De leerlingen van de ISK vormen een mix aan achtergronden en culturen. Maar ze hebben één ding gemeen: ze willen zo snel mogelijk Nederlands leren.

Veel ISK-leerlingen leggen het NT2 examen af, waarna zij kunnen doorstromen naar het MBO of HBO. Het basisprogramma van de ISK bestaat voornamelijk uit Nederlands, sport, culturele en kunstzinnige vorming, maatschappijleer en rekenen/wiskunde. Er kunnen ook vakken voorkomen die speciaal ingericht zijn met betrekking tot de praktijk, zoals koken, handvaardigheid, techniek en media.

Ook wordt er een stevige basis gelegd om de eerste zelfstandige stappen te zetten in de Nederlandse samenleving. Want je echt thuis voelen in een nieuw land leer je niet alleen door in een klaslokaal te zitten, maar juist ook door te doen, te ervaren en contact te maken met die samenleving.

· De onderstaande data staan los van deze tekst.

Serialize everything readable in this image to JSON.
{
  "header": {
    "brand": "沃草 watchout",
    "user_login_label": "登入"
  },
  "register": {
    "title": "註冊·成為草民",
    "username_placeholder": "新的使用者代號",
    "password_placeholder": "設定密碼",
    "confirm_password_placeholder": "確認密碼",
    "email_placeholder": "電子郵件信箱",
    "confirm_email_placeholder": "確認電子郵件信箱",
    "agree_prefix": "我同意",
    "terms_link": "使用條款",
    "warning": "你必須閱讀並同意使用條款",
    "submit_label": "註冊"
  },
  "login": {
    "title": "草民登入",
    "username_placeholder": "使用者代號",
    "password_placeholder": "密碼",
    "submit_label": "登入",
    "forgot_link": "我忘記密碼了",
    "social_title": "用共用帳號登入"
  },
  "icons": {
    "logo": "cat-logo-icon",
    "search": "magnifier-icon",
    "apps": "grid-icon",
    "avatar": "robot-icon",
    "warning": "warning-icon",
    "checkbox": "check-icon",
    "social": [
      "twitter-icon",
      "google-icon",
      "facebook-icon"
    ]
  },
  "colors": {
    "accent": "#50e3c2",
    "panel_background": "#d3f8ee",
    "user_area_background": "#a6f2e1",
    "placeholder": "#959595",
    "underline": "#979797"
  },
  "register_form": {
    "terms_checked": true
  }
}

De projecten van JINC zijn hiervoor een uitgelezen kans!

Tips voor tijdens de Bliksemstage

  • Praat correct maar eenvoudig, zonder in ‘kindertaal’ te vervallen.
  • Spreek langzaam en laat duidelijk woordgrenzen horen.
  • Ga niet in op dubbele betekenissen van een woord. Als het kopje (om uit te drinken) aan de orde is, begin dan niet tegelijk over de andere betekenis (hoofdje).
  • Vermijd figuurlijk taalgebruik. De Nederlandse taal zit er vol mee: ‘Hoe loopt het bij jullie?’, ‘Een blik op de klok werpen’.
  • Beperk je tot één onderwerp. De leerling weet dan in welke richting het gesprek gaat en zo wordt de betekenis van woorden beter begrepen.
  • Vermijd dat leerlingen met ja of nee kunnen antwoorden zonder dat duidelijk is of ze de vraag hebben begrepen. Dus niet: ‘Ben je met de tram gekomen?’, maar: Hoe ben je hier gekomen?’.
  • Verbeter niet teveel: het gaat om de communicatie, om begrijpen. Demotiveer de leerlingen niet.
  • Praat niet alleen, maar laat leerlingen gebruiksvoorwerpen tekenen, aanwijzen, beetpakken.
  • Neem zo veel mogelijk materiaal mee, dan gaat het ‘leven’ voor de leerlingen.
  • Zo veel mogelijk praktijk en doen. Dat is waar deze Bliksemstage om draait.